Allison Crowe’s singularity carries her across the globe and into such company as the Master of the Queen’s Music, Sir Peter Maxwell Davies, Britain’s Poet Laureate, Carol Ann Duffy, and dates with Canada’s Royal Winnipeg Ballet. Thrilling, fun, and moving, the Nanaimo, BC-born musician traverses Europe and North America from home-base in Corner Brook, Newfoundland earning hoorays even from Hollywood where appreciative movie Director Zack Snyder invited her to cameo in the latest Superman blockbuster.

Coming soon Allison Crowe releases “16 Songs” a video album reimagining century-spanning film, three decades of songwriting, and a dozen albums of modern music. Renowned for gorgeous, often ground-breaking, interpretations of Mitchell, Cohen, The Beatles, Pearl Jam +, Crowe’s set-list here is radiantly international, mixing original tunes (Disease, Circular Reasoning, Double-Edged Swords +) with covers of: Annie Lennox & Eurythmics, Radiohead, Tori Amos, Elton John & Bernie Taupin, Matthew Good, Hunters and Collectors.

We’ve recently witnessed novel approaches to twinning of music and video releases in the American mainstream.
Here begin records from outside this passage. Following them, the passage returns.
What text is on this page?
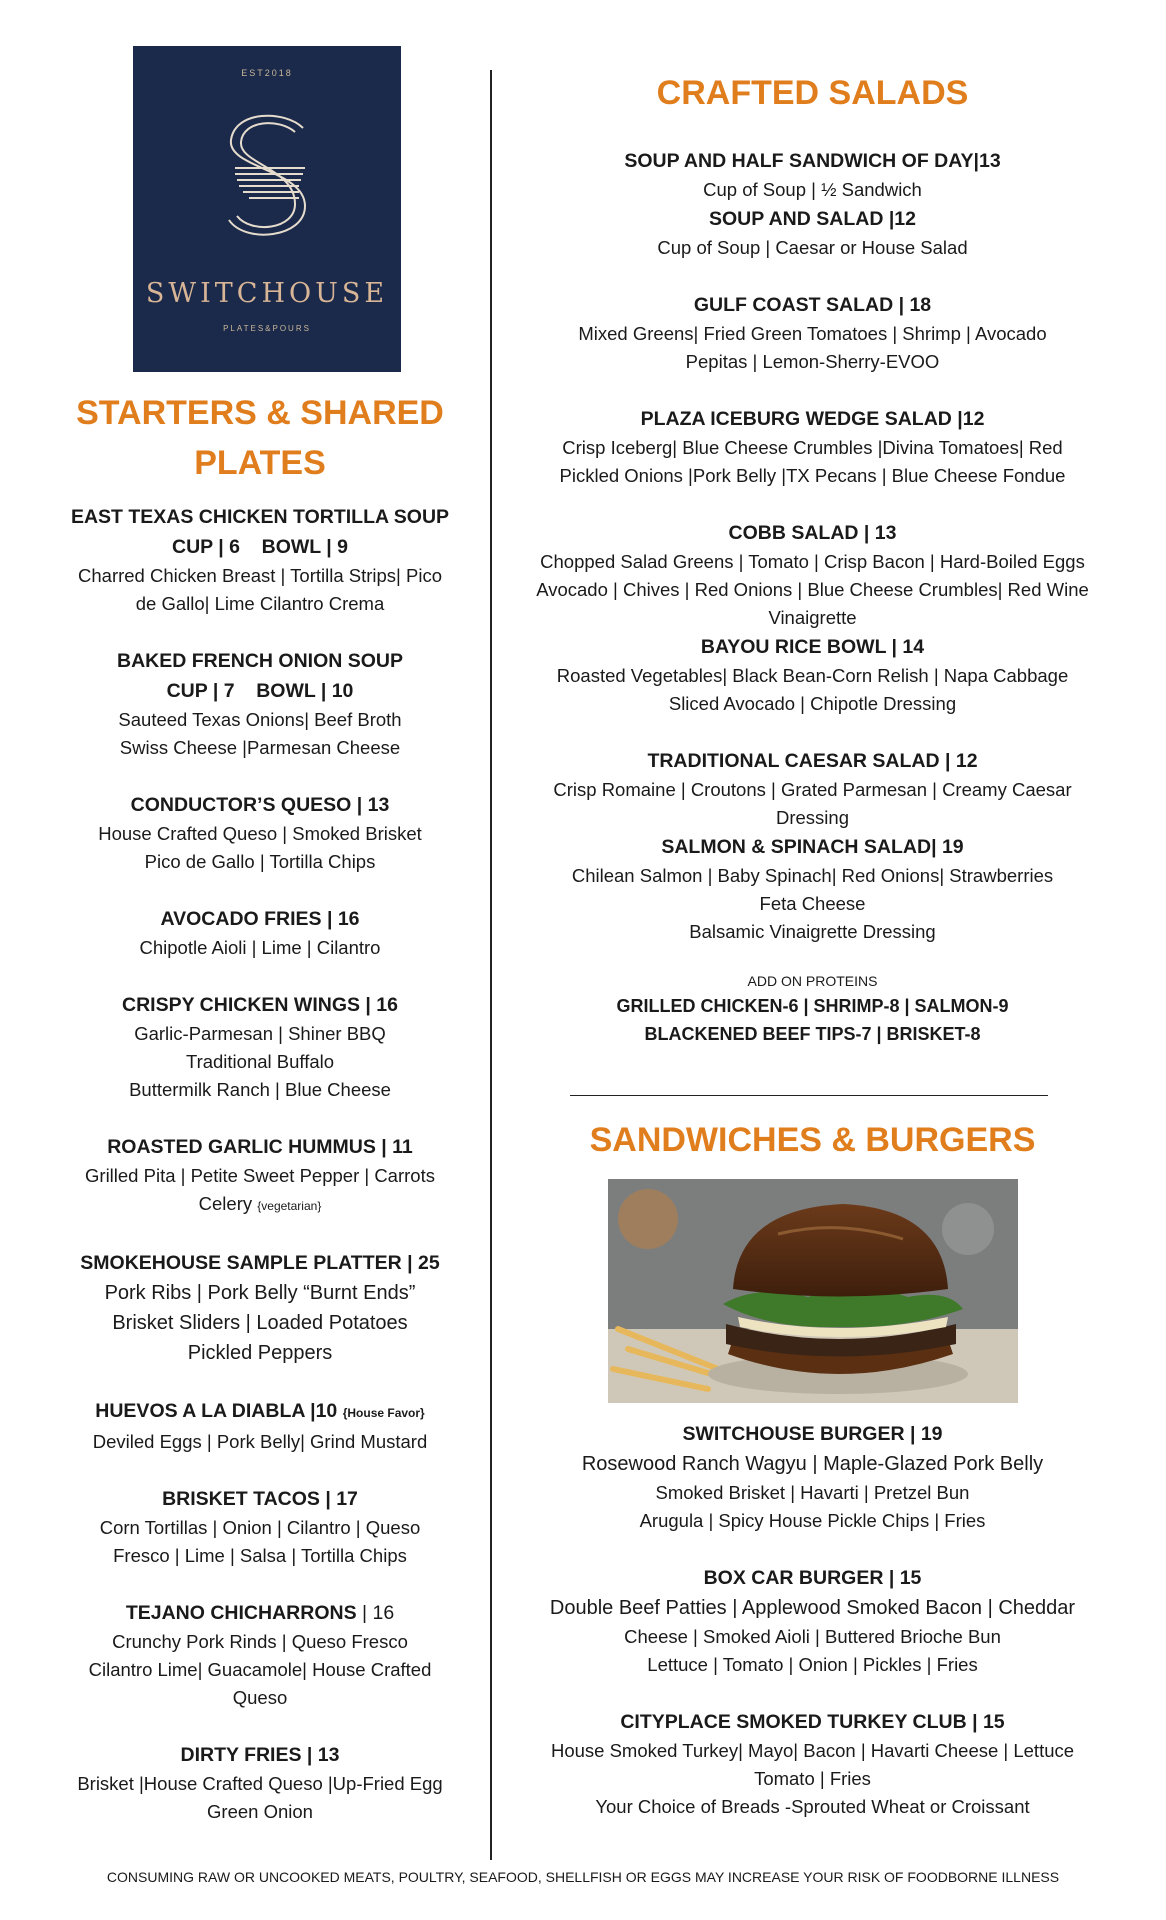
EST2018
SWITCHOUSE
PLATES&POURS
STARTERS & SHARED
PLATES
EAST TEXAS CHICKEN TORTILLA SOUP
CUP | 6    BOWL | 9
Charred Chicken Breast | Tortilla Strips| Pico
de Gallo| Lime Cilantro Crema
BAKED FRENCH ONION SOUP
CUP | 7    BOWL | 10
Sauteed Texas Onions| Beef Broth
Swiss Cheese |Parmesan Cheese
CONDUCTOR’S QUESO | 13
House Crafted Queso | Smoked Brisket
Pico de Gallo | Tortilla Chips
AVOCADO FRIES | 16
Chipotle Aioli | Lime | Cilantro
CRISPY CHICKEN WINGS | 16
Garlic-Parmesan | Shiner BBQ
Traditional Buffalo
Buttermilk Ranch | Blue Cheese
ROASTED GARLIC HUMMUS | 11
Grilled Pita | Petite Sweet Pepper | Carrots
Celery {vegetarian}
SMOKEHOUSE SAMPLE PLATTER | 25
Pork Ribs | Pork Belly “Burnt Ends”
Brisket Sliders | Loaded Potatoes
Pickled Peppers
HUEVOS A LA DIABLA |10 {House Favor}
Deviled Eggs | Pork Belly| Grind Mustard
BRISKET TACOS | 17
Corn Tortillas | Onion | Cilantro | Queso
Fresco | Lime | Salsa | Tortilla Chips
TEJANO CHICHARRONS | 16
Crunchy Pork Rinds | Queso Fresco
Cilantro Lime| Guacamole| House Crafted
Queso
DIRTY FRIES | 13
Brisket |House Crafted Queso |Up-Fried Egg
Green Onion
CRAFTED SALADS
SOUP AND HALF SANDWICH OF DAY|13
Cup of Soup | ½ Sandwich
SOUP AND SALAD |12
Cup of Soup | Caesar or House Salad
GULF COAST SALAD | 18
Mixed Greens| Fried Green Tomatoes | Shrimp | Avocado
Pepitas | Lemon-Sherry-EVOO
PLAZA ICEBURG WEDGE SALAD |12
Crisp Iceberg| Blue Cheese Crumbles |Divina Tomatoes| Red
Pickled Onions |Pork Belly |TX Pecans | Blue Cheese Fondue
COBB SALAD | 13
Chopped Salad Greens | Tomato | Crisp Bacon | Hard-Boiled Eggs
Avocado | Chives | Red Onions | Blue Cheese Crumbles| Red Wine
Vinaigrette
BAYOU RICE BOWL | 14
Roasted Vegetables| Black Bean-Corn Relish | Napa Cabbage
Sliced Avocado | Chipotle Dressing
TRADITIONAL CAESAR SALAD | 12
Crisp Romaine | Croutons | Grated Parmesan | Creamy Caesar
Dressing
SALMON & SPINACH SALAD| 19
Chilean Salmon | Baby Spinach| Red Onions| Strawberries
Feta Cheese
Balsamic Vinaigrette Dressing
ADD ON PROTEINS
GRILLED CHICKEN-6 | SHRIMP-8 | SALMON-9
BLACKENED BEEF TIPS-7 | BRISKET-8
SANDWICHES & BURGERS
SWITCHOUSE BURGER | 19
Rosewood Ranch Wagyu | Maple-Glazed Pork Belly
Smoked Brisket | Havarti | Pretzel Bun
Arugula | Spicy House Pickle Chips | Fries
BOX CAR BURGER | 15
Double Beef Patties | Applewood Smoked Bacon | Cheddar
Cheese | Smoked Aioli | Buttered Brioche Bun
Lettuce | Tomato | Onion | Pickles | Fries
CITYPLACE SMOKED TURKEY CLUB | 15
House Smoked Turkey| Mayo| Bacon | Havarti Cheese | Lettuce
Tomato | Fries
Your Choice of Breads -Sprouted Wheat or Croissant
CONSUMING RAW OR UNCOOKED MEATS, POULTRY, SEAFOOD, SHELLFISH OR EGGS MAY INCREASE YOUR RISK OF FOODBORNE ILLNESS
In December 2013, pop superstar Beyoncé paired a video with each of her album’s 14 new song tracks adding three bonus music videos all as part of the “Beyoncé” album physical release. Partial clips of the vids were posted online upon the album’s surprise launch.

This Summer “Weird Al” Yankovic built upon the model of his 2011 “Alpocalypse” album. For his July 2014 release, “Mandatory Fun”, pop music’s über-parodist-satirist-accordionist amped awareness by production-partnering with an array of web portals to release eight videos online the same week his album’s 12 music tracks became available.
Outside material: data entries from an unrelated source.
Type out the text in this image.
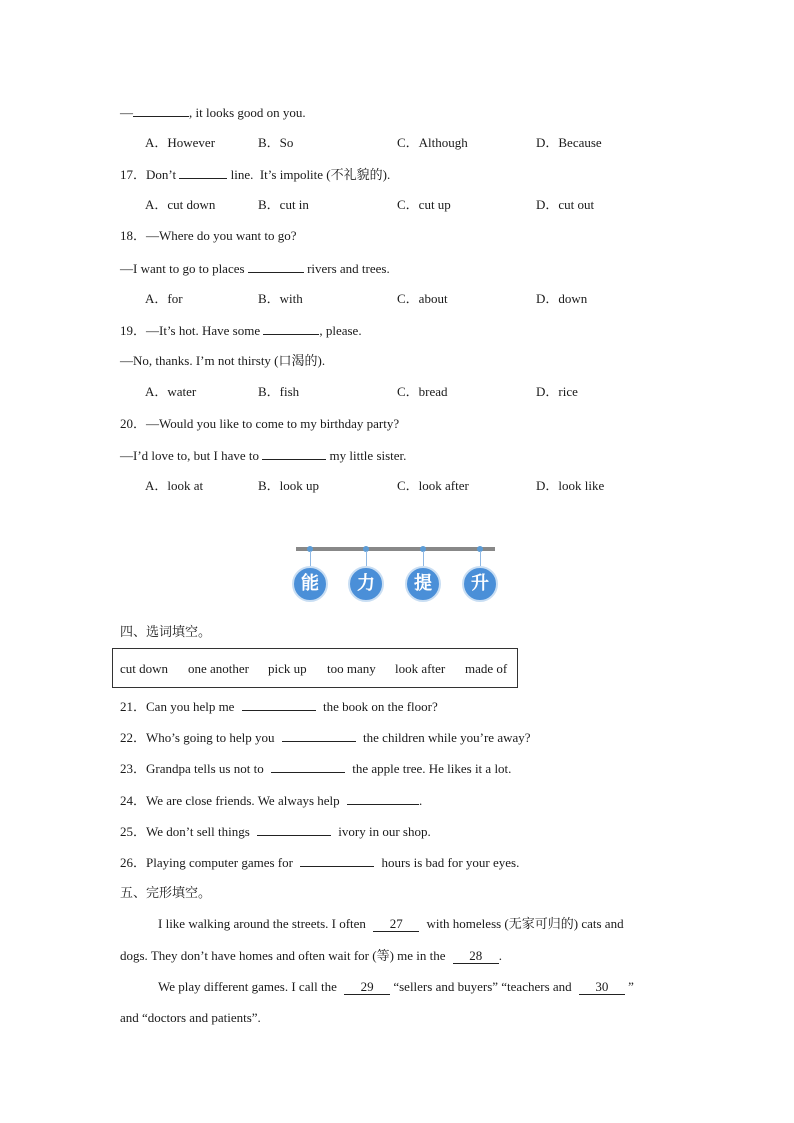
—	, it looks good on you.
A．However	B．So	C．Although	D．Because
17．Don’t	line.  It’s impolite (不礼貌的).
A．cut down	B．cut in	C．cut up	D．cut out
18．—Where do you want to go?
—I want to go to places	rivers and trees.
A．for	B．with	C．about	D．down
19．—It’s hot. Have some	, please.
—No, thanks. I’m not thirsty (口渴的).
A．water	B．fish	C．bread	D．rice
20．—Would you like to come to my birthday party?
—I’d love to, but I have to	my little sister.
A．look at	B．look up	C．look after	D．look like
能	力	提	升
四、选词填空。
cut down one another pick up too many look after made of
21．Can you help me	the book on the floor?
22．Who’s going to help you	the children while you’re away?
23．Grandpa tells us not to	the apple tree. He likes it a lot.
24．We are close friends. We always help	.
25．We don’t sell things	ivory in our shop.
26．Playing computer games for	hours is bad for your eyes.
五、完形填空。
I like walking around the streets. I often 27 with homeless (无家可归的) cats and
dogs. They don’t have homes and often wait for (等) me in the 28 .
We play different games. I call the 29 “sellers and buyers” “teachers and 30 ”
and “doctors and patients”.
Allison Crowe’s music videos for most of this millennium comprise, either, documentary, live-in-performance, films (eg. the hugely popular “Tidings” series from director Alex Postowoi’s cinéma vérité crew), or, audio recordings with ‘still’ images. The exceptions – a pair of music videos in narrative style – were both made in 2003: “Midnight” (also directed by Steadiman’s Postowoi), and “Scared” (from the transmission2media duo of Angela Kendall and Brian Dutkewich – known for their later work with musical twins Tegan and Sara).

Starting with 2011’s luminous “Arthur” – a song exploring love, memory and aging – Crowe’s videos also marry her song recordings with vintage footage from home-movies, silent films and classics of Georges Méliès, Dimitri Kirsanoff, Nadia Sibirskaia, Salvador Dali, Dominique Monfréy, Josef von Sternberg, D.W. Griffith plus other pioneers and visionaries of cinema (impressionists, surrealists, Dadaists, avant gardists, pop-artists+).

“The strange thing about cinema, and this would go for television film, is that no one really knows why music is needed. I would say after a lifetime in it I could not tell you why. But it is not complete without it… As a matter-of-fact, I may be bold enough to say that with very few exceptions, a piece of film, or a film cannot come to life without the help of music of some kind,” reflected composer Bernard Herrmann, a frequent collaborator with film director Alfred Hitchcock.

The “Master of Suspense”, Hitch himself, observed: “Art is emotion.”

“16 Songs” is an artful collection of Allison Crowe musical works with visuals from great creators and innovators – film-makers, animators, painters, photographers: Fernand Léger, Jean Vigo, Buster Keaton, Dave Fleischer & Max Fleischer, Edwin S. Porter, Man Ray, Hans Richter, Marcel Duchamp, Alexander Calder, Winsor McCay, Augusto Genina, René Clair & Georg W. Pabst. Iconic images and figures – Louise Brooks, Lois Lane and Clark Kent/Superman, Michel Simon, Dita Parlo, Jean Dasté, and Kiki de Montparnasse – populate the video album playlist.

“Oh, this is wonderful, it really is,” says Slovenia’s Milka of an advance screening, “I love it.” The art-aficionado from Izola comments: “It is marvellous amalgamation of Allison’s voice and movie’s poetry. Both benefit from each other and give a viewer another dimension for song’s interpretation. While the movie, not known to me, suddenly takes me to place where one never ages. Love it.”

Curtains rise on Allison Crowe’s “16 Songs” video album daily from the New Moon of September 23 to the Full Moon of October 8, 2014. Visit your favourite online video portal to know how it feels.